Thats actually not the case.  For it to be considered violative of the 1st amendment free exercise clause, it would need to be restrictive of belief not conduct (religious belief is absolutely protected in all circumstances, religious conduct is not absolutely protected).  When religious conduct is restricted, it is not a violation of the first amendment if the restriction is neutral and is of general applicability.  Banning all infant circ would therefore not be violative of the fist amendment free exercise clause.  Banning only religious circ on the other hand would violate the first amendment.

 

ETA - just wanted to say that I'm not trying to start a first amendment debate - just passing on what I know about how the free exercise clause works (thank you bar review).

post #28 of 30

Umsami - I have to agree with you.  I'm Jewish and a lot of people ask me why I wouldn't wait and let my child choose whether or not to be Jewish.  But I would be failing my obligations as a parent, if I didn't raise my daughter (or future children) Jewish and teach her the traditions and rituals.

 

~Abrah

post #29 of 30

I believe the circumcision laws are manmade and have nothing to do with creator. To answer the question the procedure would never happen in my family if I were to have a son no matter what the religion of my spouse. I don't believe God even cares about circumcision and if God really wanted circumcision boys would have been born circumcised. I am sorry if this post sounds offensive but this is how I feel.

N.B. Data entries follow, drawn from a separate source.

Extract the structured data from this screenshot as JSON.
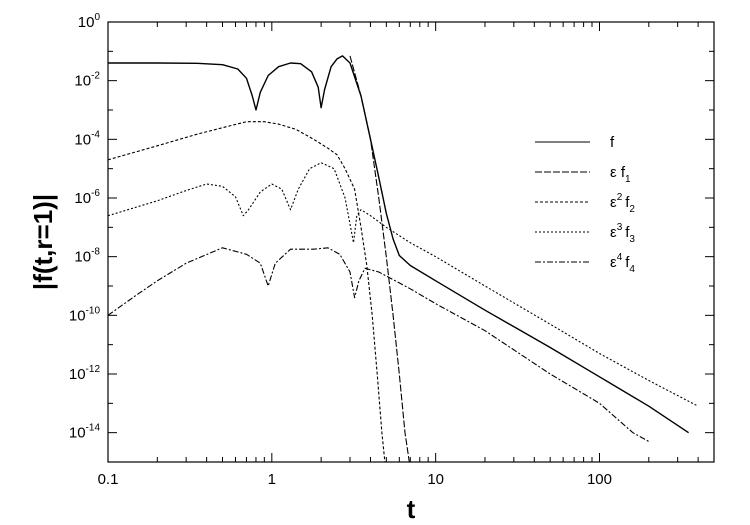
{
  "chart_data": {
    "type": "line",
    "xlabel": "t",
    "ylabel": "|f(t,r=1)|",
    "x_scale": "log",
    "y_scale": "log",
    "xlim": [
      0.1,
      500
    ],
    "ylim": [
      1e-15,
      1
    ],
    "x_ticks": [
      {
        "value": 0.1,
        "label": "0.1"
      },
      {
        "value": 1,
        "label": "1"
      },
      {
        "value": 10,
        "label": "10"
      },
      {
        "value": 100,
        "label": "100"
      }
    ],
    "y_ticks": [
      {
        "value": 1,
        "base": "10",
        "exp": "0"
      },
      {
        "value": 0.01,
        "base": "10",
        "exp": "-2"
      },
      {
        "value": 0.0001,
        "base": "10",
        "exp": "-4"
      },
      {
        "value": 1e-06,
        "base": "10",
        "exp": "-6"
      },
      {
        "value": 1e-08,
        "base": "10",
        "exp": "-8"
      },
      {
        "value": 1e-10,
        "base": "10",
        "exp": "-10"
      },
      {
        "value": 1e-12,
        "base": "10",
        "exp": "-12"
      },
      {
        "value": 1e-14,
        "base": "10",
        "exp": "-14"
      }
    ],
    "legend": {
      "position": "right",
      "entries": [
        {
          "prefix": "f",
          "sup": "",
          "sub": "",
          "dash": "none"
        },
        {
          "prefix": "ε f",
          "sup": "",
          "sub": "1",
          "dash": "7,2"
        },
        {
          "prefix": "ε",
          "sup": "2",
          "sub": "2",
          "dash": "3,2"
        },
        {
          "prefix": "ε",
          "sup": "3",
          "sub": "3",
          "dash": "2,2"
        },
        {
          "prefix": "ε",
          "sup": "4",
          "sub": "4",
          "dash": "6,2,2,2"
        }
      ]
    },
    "series": [
      {
        "label": "f",
        "dash": "none",
        "points": [
          [
            0.1,
            0.04
          ],
          [
            0.2,
            0.04
          ],
          [
            0.35,
            0.039
          ],
          [
            0.5,
            0.035
          ],
          [
            0.62,
            0.025
          ],
          [
            0.7,
            0.012
          ],
          [
            0.76,
            0.003
          ],
          [
            0.8,
            0.001
          ],
          [
            0.85,
            0.004
          ],
          [
            0.95,
            0.015
          ],
          [
            1.1,
            0.03
          ],
          [
            1.3,
            0.04
          ],
          [
            1.5,
            0.038
          ],
          [
            1.75,
            0.02
          ],
          [
            1.92,
            0.006
          ],
          [
            2.0,
            0.0012
          ],
          [
            2.1,
            0.005
          ],
          [
            2.3,
            0.03
          ],
          [
            2.5,
            0.055
          ],
          [
            2.7,
            0.07
          ],
          [
            3.0,
            0.04
          ],
          [
            3.5,
            0.003
          ],
          [
            4.0,
            0.0001
          ],
          [
            4.5,
            5e-06
          ],
          [
            5.0,
            3e-07
          ],
          [
            5.5,
            4e-08
          ],
          [
            6.0,
            1.1e-08
          ],
          [
            7.0,
            5e-09
          ],
          [
            10,
            1.5e-09
          ],
          [
            20,
            1.5e-10
          ],
          [
            50,
            8e-12
          ],
          [
            100,
            8e-13
          ],
          [
            200,
            8e-14
          ],
          [
            350,
            1e-14
          ]
        ]
      },
      {
        "label": "ε f1",
        "dash": "7,2",
        "points": [
          [
            3.0,
            0.07
          ],
          [
            3.5,
            0.003
          ],
          [
            4.0,
            0.0001
          ],
          [
            4.5,
            1e-06
          ],
          [
            5.0,
            1e-08
          ],
          [
            5.5,
            1e-10
          ],
          [
            6.0,
            1e-12
          ],
          [
            6.5,
            1e-14
          ],
          [
            6.9,
            1e-15
          ]
        ]
      },
      {
        "label": "ε² f2",
        "dash": "3,2",
        "points": [
          [
            0.1,
            2e-05
          ],
          [
            0.2,
            6e-05
          ],
          [
            0.35,
            0.00015
          ],
          [
            0.5,
            0.00025
          ],
          [
            0.7,
            0.0004
          ],
          [
            0.9,
            0.0004
          ],
          [
            1.1,
            0.00033
          ],
          [
            1.4,
            0.00022
          ],
          [
            1.8,
            0.0001
          ],
          [
            2.2,
            5e-05
          ],
          [
            2.5,
            3e-05
          ],
          [
            2.8,
            1e-05
          ],
          [
            3.2,
            2e-06
          ],
          [
            3.5,
            1e-07
          ],
          [
            3.8,
            5e-09
          ],
          [
            4.1,
            1e-10
          ],
          [
            4.4,
            1e-12
          ],
          [
            4.7,
            1e-14
          ],
          [
            4.9,
            1e-15
          ]
        ]
      },
      {
        "label": "ε³ f3",
        "dash": "2,2",
        "points": [
          [
            0.1,
            2.5e-07
          ],
          [
            0.2,
            8e-07
          ],
          [
            0.3,
            1.8e-06
          ],
          [
            0.4,
            3e-06
          ],
          [
            0.5,
            2.5e-06
          ],
          [
            0.6,
            1.1e-06
          ],
          [
            0.67,
            2.5e-07
          ],
          [
            0.72,
            4e-07
          ],
          [
            0.85,
            1.6e-06
          ],
          [
            1.0,
            3e-06
          ],
          [
            1.15,
            2e-06
          ],
          [
            1.3,
            4e-07
          ],
          [
            1.45,
            2e-06
          ],
          [
            1.7,
            1e-05
          ],
          [
            2.0,
            1.6e-05
          ],
          [
            2.4,
            1e-05
          ],
          [
            2.8,
            1e-06
          ],
          [
            3.15,
            3e-08
          ],
          [
            3.3,
            2.5e-07
          ],
          [
            3.5,
            4e-07
          ],
          [
            4.0,
            2.5e-07
          ],
          [
            5.0,
            1e-07
          ],
          [
            7.0,
            3e-08
          ],
          [
            10,
            1e-08
          ],
          [
            20,
            1e-09
          ],
          [
            50,
            5e-11
          ],
          [
            100,
            5e-12
          ],
          [
            200,
            6e-13
          ],
          [
            400,
            8e-14
          ]
        ]
      },
      {
        "label": "ε⁴ f4",
        "dash": "6,2,2,2",
        "points": [
          [
            0.1,
            1e-10
          ],
          [
            0.15,
            5e-10
          ],
          [
            0.2,
            1.5e-09
          ],
          [
            0.3,
            6e-09
          ],
          [
            0.5,
            2e-08
          ],
          [
            0.7,
            1.2e-08
          ],
          [
            0.85,
            6e-09
          ],
          [
            0.95,
            1e-09
          ],
          [
            1.05,
            6e-09
          ],
          [
            1.3,
            1.8e-08
          ],
          [
            1.8,
            1.8e-08
          ],
          [
            2.2,
            2e-08
          ],
          [
            2.6,
            1.2e-08
          ],
          [
            3.0,
            3e-09
          ],
          [
            3.2,
            4e-10
          ],
          [
            3.4,
            1.5e-09
          ],
          [
            3.7,
            4e-09
          ],
          [
            4.5,
            3e-09
          ],
          [
            7.0,
            8e-10
          ],
          [
            10,
            2.5e-10
          ],
          [
            20,
            3e-11
          ],
          [
            50,
            1e-12
          ],
          [
            100,
            1e-13
          ],
          [
            160,
            1e-14
          ],
          [
            200,
            5e-15
          ]
        ]
      }
    ]
  }
}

Edited by ThomasL - 3/24/12 at 12:39pm
post #30 of 30

I'm curious about this idea that being uncircumcised invalidates Salah. I am a convert and my son is almost 3, uncircumcised, and was born before I converted. I am divorced from his father and his father is not a Muslim. If it were just up to me, I might choose to have my son circumcised (although personally it really bothers me, I believe it is a Sunnah and that there is great purpose and symbolism in it). I doubt that it's legal to have him circumcised without his father's consent, and despite my religious beliefs about it being highly recommended, I feel like it would be extremely disrespectful and unethical to try and have it done without his father's support. I would go to great lengths to protect my children from any religious body modification that was not from my own religion, and I imagine my son's father would too. 

 

All that said, I can't imagine that his prayers once he reaches the age of accountability will be invalid because of this, although Allahu alim. One can't discount intention and I know that God understands the situation and all factors involved. 

 

I'm inspired to learn more about this now--grateful for that--but as far as I know circumcision is not fard (obligatory) and it is not mentioned in the Qur'an. I'm pretty sure that in some countries it is common to have it done closer to puberty. 

 

With any future sons I have with my current husband, I'm fairly certain we would go to lengths to have him circ'd even if there were laws against it. I would want to wait until at least the 8th day (I think there is great wisdom in that Jewish tradition...it's around that time that the baby's Vit K production kicks in, an important blood-clotter) and I would want someone VERY experienced.